Oxygen boost unlocks key to combining cancer treatments
By Debbie Bolles / April 11-20, 2011
With so many choices at a doctor’s disposal, finding the most effective cancer treatment often means weighing therapeutic options against how they may interact.
Take radiation therapy. This type of treatment works best when there’s plenty of oxygen in the tumor. Very effective drugs called vascular disrupting agents (VDAs), however, attack a tumor’s blood vessels, cutting off their oxygen supply. So, these two therapies could potentially work against each other.
That’s the conundrum that UT Southwestern’s Dr. Dawen Zhao, associate professor of radiology, and Dr. Ralph Mason, professor of radiology, attempted to solve through a recently published study on cancer treatment in rats that was funded by an IDEA award from the Department of Defense breast cancer initiative.
“If you destroy the blood vessels, you cut off the oxygen. In a way, then, the therapies may be working against each other,” said Dr. Mason, senior author of the study available online and scheduled for the June 1 issue of the International Journal of Radiation Oncology, Biology and Physics. Dr. Zhao was lead author.
The researchers found a solution by adding oxygen to the therapy regimen. Then, using a vascular disrupting agent, radiation and the addition of using oxygen, breast cancer growth in rats was slowed fivefold compared with using the drug alone.
“The goal here wasn’t complete cure, but enhanced response,” said Dr. Mason. “We were looking for the optimal combination.”
Researchers used the vascular disrupting agent Combretastatin A4 phosphate (CA4P), an agent derived from the African bush willow. CA4P is currently being evaluated in clinical trials to study its potential in the treatment of lung cancer and anaplastic thyroid cancer.
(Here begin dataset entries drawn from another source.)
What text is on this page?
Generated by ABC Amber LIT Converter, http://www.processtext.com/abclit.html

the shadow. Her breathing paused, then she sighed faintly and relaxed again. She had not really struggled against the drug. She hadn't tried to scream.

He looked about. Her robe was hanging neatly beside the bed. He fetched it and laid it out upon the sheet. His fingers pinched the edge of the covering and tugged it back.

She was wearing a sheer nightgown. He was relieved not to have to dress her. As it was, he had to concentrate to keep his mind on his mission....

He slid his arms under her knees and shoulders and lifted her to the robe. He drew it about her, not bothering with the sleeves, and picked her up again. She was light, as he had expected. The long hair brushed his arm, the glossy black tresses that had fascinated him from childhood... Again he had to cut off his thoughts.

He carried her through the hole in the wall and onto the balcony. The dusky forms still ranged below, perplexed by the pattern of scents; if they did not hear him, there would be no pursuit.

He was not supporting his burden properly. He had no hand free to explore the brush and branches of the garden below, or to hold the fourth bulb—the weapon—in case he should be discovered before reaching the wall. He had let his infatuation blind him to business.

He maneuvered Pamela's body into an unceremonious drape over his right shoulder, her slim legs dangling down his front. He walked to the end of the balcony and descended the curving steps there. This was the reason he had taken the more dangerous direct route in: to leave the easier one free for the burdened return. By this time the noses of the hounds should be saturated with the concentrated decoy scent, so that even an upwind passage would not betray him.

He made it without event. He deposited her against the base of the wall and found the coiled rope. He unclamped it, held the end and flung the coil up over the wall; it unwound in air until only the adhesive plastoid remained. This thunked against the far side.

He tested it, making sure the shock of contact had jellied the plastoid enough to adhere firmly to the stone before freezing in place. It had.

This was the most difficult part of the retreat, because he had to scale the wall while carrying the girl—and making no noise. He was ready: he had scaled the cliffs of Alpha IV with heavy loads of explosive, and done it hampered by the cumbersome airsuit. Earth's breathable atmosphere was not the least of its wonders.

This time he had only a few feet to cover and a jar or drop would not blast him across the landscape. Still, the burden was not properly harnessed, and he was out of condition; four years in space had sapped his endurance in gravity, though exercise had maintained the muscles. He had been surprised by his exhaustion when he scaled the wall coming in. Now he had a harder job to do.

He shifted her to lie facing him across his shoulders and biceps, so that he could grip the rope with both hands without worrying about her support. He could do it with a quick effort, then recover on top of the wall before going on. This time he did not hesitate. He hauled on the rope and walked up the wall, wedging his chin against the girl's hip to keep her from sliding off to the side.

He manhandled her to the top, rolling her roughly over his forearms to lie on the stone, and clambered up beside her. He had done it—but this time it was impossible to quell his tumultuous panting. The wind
The research team studied various combinations of CA4P and radiation. They then added oxygen. After testing seven combinations of the drug, radiation and oxygen under different timing sequences, the research team found an effective formula — administering the drug, followed by a single dose of radiation 24 hours later during oxygen therapy.
Treatment combinations tested included CA4P only, radiation only and CA4P plus radiation. Tumor growth slowed in the animals treated with the drug alone, but only for a few days. Another group treated solely with radiation fared somewhat better, but not as well as the group treated with all three.
“This suggests a role for oxygen-sensitive measurements in developing combined therapy and potentially optimizing treatment of patients,” Dr. Zhao wrote in the article’s conclusion.
The study, which lasted about a year, used near-infrared spectroscopy and MRI technology to measure tumor blood oxygenation changes and the slowdown or death of cancer cells. Researchers collaborated with biomedical engineering scientists at
UT Arlington, who provided some of the testing equipment.
Dr. Mason said researchers will now study this treatment regimen’s effects on other cancer types.
Other UT Southwestern researchers who participated in the study were Dr. Cheng-Hui Chang, clinical associate professor of radiation oncology, and Dr. Hanli Liu, professor of biomedical engineering at UT Arlington and adjunct professor at UT Southwestern. The drug CA4P was supplied by OxiGene of Waltham, Mass.